"A Century of War: How Public Opinion Has Shaped American Military Actions in the 20th Century".
The 20th century marked a significant turning point in world affairs. Significant changes in culture, technology, and diplomacy highlight this century. Great triumphs of human ingenuity such as the first manned aircraft and the Model T gave way to some of the worst tragedies the world has ever seen. These tragedies, in the form of two world wars and several smaller conflicts, gave rise to the United States" stance as the world's premier superpower. The United States could not have played such a vital role in these conflicts without support from its people. As technology and education has grown and advanced, so has public opinion in the United States.
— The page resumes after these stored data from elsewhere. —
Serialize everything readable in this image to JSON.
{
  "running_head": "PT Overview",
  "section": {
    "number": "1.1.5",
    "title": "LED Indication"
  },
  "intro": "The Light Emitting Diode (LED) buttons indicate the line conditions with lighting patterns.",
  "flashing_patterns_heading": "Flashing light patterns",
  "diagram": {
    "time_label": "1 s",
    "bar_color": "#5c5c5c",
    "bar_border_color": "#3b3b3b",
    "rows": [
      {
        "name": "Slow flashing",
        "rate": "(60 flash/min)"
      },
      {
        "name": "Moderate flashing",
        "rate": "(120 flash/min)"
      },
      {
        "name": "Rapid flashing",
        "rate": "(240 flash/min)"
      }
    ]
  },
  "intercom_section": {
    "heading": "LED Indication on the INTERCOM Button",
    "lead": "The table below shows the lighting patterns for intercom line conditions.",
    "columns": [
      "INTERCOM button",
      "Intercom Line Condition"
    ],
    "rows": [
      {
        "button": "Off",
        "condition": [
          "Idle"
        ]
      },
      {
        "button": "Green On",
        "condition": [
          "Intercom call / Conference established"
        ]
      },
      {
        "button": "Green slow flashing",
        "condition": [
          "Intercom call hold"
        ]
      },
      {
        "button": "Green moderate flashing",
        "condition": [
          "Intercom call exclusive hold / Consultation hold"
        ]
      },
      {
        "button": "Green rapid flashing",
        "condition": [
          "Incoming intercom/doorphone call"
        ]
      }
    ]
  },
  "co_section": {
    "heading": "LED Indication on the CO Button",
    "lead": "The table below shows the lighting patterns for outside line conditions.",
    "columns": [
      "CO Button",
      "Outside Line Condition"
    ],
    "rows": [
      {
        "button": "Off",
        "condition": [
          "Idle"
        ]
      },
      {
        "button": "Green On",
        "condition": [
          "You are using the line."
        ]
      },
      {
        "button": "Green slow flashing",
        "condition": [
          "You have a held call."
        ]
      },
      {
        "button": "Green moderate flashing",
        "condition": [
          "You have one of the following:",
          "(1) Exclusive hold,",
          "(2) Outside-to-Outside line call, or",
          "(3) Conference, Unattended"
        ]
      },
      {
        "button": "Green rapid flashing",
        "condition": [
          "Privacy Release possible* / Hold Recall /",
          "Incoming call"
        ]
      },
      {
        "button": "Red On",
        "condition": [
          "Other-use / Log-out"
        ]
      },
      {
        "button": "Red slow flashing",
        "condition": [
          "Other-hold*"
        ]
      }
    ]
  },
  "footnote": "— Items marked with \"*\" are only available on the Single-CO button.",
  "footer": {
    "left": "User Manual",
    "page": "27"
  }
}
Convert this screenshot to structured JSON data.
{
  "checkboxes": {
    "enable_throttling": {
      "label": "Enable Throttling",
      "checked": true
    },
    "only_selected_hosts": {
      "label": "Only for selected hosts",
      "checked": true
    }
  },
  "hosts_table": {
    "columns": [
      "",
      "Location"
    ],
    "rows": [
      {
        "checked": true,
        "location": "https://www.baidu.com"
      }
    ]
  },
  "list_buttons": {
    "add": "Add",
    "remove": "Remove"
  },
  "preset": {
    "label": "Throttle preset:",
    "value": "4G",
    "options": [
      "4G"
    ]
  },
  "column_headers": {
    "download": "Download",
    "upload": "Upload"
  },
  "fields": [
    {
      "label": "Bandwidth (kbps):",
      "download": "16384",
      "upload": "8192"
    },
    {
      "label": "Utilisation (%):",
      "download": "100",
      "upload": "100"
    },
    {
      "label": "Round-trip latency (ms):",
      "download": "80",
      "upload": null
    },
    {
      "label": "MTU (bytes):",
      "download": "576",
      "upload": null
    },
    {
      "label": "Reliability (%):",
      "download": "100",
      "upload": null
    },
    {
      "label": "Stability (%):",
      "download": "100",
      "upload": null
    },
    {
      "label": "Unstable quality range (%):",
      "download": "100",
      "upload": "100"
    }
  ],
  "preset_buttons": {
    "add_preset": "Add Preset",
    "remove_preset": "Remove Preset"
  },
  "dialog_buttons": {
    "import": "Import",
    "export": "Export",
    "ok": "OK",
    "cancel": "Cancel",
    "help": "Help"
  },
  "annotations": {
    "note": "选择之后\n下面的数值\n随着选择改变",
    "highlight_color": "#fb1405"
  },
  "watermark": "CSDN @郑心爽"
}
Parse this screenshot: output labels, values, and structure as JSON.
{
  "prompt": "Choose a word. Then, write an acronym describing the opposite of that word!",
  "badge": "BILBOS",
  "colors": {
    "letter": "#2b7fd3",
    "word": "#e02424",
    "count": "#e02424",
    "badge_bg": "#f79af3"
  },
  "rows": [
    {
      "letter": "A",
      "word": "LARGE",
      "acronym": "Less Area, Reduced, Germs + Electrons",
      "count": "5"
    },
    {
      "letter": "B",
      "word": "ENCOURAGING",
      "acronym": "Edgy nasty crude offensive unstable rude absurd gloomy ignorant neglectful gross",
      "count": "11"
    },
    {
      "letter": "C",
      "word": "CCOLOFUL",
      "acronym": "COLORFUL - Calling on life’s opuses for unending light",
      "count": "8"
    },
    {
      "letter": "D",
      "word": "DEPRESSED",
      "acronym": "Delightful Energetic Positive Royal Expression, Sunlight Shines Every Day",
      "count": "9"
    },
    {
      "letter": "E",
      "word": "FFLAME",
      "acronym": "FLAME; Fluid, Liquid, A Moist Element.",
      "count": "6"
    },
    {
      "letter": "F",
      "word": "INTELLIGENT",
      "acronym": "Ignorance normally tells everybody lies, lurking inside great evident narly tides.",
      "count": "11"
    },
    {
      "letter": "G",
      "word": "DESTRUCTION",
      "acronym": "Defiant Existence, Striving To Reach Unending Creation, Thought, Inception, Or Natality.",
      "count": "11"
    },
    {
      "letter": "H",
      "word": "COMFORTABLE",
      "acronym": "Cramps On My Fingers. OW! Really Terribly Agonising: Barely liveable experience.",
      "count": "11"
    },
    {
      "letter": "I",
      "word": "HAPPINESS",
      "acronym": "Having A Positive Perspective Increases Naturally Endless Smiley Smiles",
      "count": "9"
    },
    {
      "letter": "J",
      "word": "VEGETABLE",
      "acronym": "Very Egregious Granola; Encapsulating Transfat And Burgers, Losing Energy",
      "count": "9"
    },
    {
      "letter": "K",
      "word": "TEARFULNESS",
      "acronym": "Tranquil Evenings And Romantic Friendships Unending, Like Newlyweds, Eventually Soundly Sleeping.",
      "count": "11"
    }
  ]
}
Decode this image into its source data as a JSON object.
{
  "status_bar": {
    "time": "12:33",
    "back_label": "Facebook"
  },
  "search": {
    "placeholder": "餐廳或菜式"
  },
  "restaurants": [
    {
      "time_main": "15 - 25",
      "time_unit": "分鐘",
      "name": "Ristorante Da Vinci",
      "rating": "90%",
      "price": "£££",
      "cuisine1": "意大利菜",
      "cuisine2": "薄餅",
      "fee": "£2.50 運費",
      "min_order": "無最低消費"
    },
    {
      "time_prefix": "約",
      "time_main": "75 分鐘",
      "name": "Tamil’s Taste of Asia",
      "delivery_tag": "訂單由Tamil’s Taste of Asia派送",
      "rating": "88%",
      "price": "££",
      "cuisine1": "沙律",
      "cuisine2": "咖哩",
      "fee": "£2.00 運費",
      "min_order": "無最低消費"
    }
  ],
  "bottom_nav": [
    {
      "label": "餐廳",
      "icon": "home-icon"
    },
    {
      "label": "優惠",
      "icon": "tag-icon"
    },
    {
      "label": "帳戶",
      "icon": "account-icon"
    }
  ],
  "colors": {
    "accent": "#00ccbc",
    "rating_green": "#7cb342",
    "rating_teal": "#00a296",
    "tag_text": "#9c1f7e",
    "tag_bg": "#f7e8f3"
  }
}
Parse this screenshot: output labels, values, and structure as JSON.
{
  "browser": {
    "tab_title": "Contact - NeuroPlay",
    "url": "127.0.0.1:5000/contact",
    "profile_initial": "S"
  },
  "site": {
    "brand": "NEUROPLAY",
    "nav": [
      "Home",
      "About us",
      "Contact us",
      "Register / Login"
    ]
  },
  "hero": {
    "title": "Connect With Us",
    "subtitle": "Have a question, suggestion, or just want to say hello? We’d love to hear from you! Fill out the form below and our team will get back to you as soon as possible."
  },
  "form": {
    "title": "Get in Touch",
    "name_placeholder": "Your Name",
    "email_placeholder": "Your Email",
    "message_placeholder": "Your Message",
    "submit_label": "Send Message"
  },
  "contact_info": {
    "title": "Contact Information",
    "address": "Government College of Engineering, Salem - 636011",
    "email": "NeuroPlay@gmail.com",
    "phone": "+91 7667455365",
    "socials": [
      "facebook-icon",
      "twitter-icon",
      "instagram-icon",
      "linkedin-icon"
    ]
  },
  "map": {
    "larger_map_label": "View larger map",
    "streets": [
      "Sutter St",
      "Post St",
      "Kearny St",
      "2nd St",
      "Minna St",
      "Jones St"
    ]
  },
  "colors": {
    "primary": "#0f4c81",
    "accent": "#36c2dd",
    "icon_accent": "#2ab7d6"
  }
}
Public opinion in the 20th Century has been crucial to U.S. military involvement in all of its military conflicts.
At the turn of the 20th Century, America had a strong stance of isolationism in world affairs. Americans were hesitant and even unwilling to get involved with the affairs of European countries. This isolationism caused America to announce its neutrality as the first shots were fired in World War I.
As one delves further into the cause for isolationism, it becomes clear that the war held different meanings for different interest and ethnic groups. Many Irish and Eastern European immigrants had grievances against some of the allied powers and were unwilling to sacrifice lives for such an unworthy cause. Interests groups such as the Progressives, suffragettes, and prohibitionists were interested only in their causes, seeing the war as nothing more, if anything, than a way to promote their own agendas. This sense of seclusion from the rest of the world was compounded by President Woodrow Wilson's anti-interventionist policy of strict neutrality.
As the war went on, American sentiment changed as news was relayed of events abroad.